The European Parliament justified its demand on the grounds that ancillary copyright law is regarded as necessary to preserve “quality journalism” in the digital world. It is also deemed by the Parliament to be equally necessary for journalists and press publishers so that the traditional press publishing industry can successfully compete with “competitors” from the online sector.
Ancillary copyright unnecessary - No loophole in copyright law
By contrast, the signatories of the letter, who include representatives of quality media, argue that the ancillary copyright law is absolutely unnecessary for press publishers: there is no corresponding loophole in copyright law. At the same time, the ancillary copyright law completely contradicts the basic idea of free access to opinions and information on the Internet and would have a negative effect on providers of innovative services, whilst simultaneously consolidating the advantage of a few established companies.

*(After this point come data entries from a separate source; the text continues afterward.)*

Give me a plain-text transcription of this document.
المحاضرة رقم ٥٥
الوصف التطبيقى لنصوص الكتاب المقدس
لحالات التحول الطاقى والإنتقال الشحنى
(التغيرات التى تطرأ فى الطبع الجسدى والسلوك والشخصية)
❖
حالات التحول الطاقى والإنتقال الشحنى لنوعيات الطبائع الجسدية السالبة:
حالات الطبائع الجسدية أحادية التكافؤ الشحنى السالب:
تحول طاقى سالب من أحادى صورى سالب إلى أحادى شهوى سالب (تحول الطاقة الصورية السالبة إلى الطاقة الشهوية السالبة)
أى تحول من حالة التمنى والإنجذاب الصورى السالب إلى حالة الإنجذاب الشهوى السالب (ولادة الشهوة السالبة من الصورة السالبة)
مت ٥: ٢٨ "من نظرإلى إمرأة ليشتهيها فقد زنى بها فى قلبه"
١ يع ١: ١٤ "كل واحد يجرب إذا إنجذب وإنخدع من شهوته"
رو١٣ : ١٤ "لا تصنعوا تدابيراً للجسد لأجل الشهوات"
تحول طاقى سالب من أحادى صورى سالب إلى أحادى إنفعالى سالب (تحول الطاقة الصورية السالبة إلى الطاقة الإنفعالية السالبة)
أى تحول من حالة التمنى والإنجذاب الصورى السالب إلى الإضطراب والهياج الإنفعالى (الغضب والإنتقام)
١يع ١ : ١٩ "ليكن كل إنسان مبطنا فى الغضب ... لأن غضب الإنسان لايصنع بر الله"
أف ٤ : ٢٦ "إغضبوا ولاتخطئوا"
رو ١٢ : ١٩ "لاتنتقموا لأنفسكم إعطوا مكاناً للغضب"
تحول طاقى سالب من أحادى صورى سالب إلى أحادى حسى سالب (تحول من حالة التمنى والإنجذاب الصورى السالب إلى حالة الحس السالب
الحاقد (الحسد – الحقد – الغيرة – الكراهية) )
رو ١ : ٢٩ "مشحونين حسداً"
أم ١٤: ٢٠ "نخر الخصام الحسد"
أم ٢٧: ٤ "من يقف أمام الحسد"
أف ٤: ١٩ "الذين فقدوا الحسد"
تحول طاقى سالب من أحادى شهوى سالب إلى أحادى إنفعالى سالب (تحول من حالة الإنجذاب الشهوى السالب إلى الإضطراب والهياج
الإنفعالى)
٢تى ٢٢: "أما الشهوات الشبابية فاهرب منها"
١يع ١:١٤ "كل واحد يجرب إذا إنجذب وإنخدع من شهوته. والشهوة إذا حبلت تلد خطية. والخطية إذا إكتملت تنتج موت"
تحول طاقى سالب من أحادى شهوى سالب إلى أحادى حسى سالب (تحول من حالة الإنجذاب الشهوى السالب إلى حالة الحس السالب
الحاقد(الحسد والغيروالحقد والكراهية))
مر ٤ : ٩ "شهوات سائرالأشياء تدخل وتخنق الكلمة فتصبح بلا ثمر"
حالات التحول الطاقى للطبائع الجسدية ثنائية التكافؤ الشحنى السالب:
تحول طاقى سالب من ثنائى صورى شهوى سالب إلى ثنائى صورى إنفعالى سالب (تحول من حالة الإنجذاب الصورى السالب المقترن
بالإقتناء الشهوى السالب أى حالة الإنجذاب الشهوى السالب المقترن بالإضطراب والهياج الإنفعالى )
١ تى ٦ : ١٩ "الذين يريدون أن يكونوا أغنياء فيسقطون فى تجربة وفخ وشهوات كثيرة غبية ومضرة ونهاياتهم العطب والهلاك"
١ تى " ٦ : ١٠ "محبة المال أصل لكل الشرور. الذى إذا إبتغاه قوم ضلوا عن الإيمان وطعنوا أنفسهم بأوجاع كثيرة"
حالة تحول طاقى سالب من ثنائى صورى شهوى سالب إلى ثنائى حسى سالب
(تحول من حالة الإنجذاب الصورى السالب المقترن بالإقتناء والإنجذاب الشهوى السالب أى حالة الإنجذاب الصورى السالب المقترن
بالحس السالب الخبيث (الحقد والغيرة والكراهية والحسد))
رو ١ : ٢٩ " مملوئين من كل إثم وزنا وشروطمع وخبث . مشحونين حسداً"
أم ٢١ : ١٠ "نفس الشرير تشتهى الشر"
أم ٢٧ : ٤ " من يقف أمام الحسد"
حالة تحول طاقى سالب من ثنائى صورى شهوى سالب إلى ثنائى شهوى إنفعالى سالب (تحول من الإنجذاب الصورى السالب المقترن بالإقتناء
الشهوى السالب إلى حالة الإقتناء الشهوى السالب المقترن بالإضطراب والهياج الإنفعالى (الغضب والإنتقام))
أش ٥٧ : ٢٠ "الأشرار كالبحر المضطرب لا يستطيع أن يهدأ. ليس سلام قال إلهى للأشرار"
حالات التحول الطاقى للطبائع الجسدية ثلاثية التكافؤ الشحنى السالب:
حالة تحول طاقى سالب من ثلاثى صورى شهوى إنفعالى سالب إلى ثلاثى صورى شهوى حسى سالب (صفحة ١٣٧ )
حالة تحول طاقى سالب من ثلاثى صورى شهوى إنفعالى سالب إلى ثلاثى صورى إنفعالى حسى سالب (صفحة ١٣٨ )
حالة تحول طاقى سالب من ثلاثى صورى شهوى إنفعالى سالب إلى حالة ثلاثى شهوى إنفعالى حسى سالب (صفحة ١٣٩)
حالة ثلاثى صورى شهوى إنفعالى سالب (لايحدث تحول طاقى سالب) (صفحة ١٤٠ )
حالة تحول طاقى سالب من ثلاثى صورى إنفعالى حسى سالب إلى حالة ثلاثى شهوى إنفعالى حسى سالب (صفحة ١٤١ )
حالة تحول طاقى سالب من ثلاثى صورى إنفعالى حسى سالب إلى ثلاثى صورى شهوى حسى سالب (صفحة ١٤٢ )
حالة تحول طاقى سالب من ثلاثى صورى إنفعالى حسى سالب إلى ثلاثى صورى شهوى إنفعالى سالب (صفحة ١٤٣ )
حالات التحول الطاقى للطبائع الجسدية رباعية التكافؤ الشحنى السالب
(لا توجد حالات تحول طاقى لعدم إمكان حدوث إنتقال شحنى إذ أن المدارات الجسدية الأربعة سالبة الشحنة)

Moreover, the intention to strengthen the fight against fake news would also be counteracted by ancillary copyright law. Quantity instead of quality would be the ultimate outcome.
Competitive disadvantage for Europe as an innovation and investment location
Oliver Süme, Chair of eco – Association of the Internet Industry, perceives the regulation proposed by the Commission as representing an acute threat to the diversity and freedom of the Internet: “Ancillary copyright has already failed in Germany and Spain. It has been shown that it does not produce winners, but only losers. A European ancillary copyright law will serve to hinder innovation, complicate the publishing and news industry’s digitalization, and become a competitive disadvantage for Europe as an investment location. This will be compounded by a threat of ongoing legal uncertainty for all stakeholders.”
In the past, eco has constantly taken a stance against the introduction of an ancillary copyright law for press publishers, and it continues to call for the abolition of this investment- and innovation- inhibiting regulation. The industry association regards it as a bitter disappointment that, in spite of the negative experiences in Germany and Spain, an equivalent regulation is now to be implemented at European level.
Besides eco – Association of the Internet Industry, the open letter was signed by a broad alliance that opposes the introduction of a European ancillary copyright law, including: the Chaos Computer Club, the Bitkom Digital Association, the Bundesverband Deutsche Startups (Federation of German Start-ups), the Digitale Gesellschaft e.V. (Digital Society), the Heinrich Böll Foundation, Netzpolitik.org, Wikimedia, Zeit Online, etc.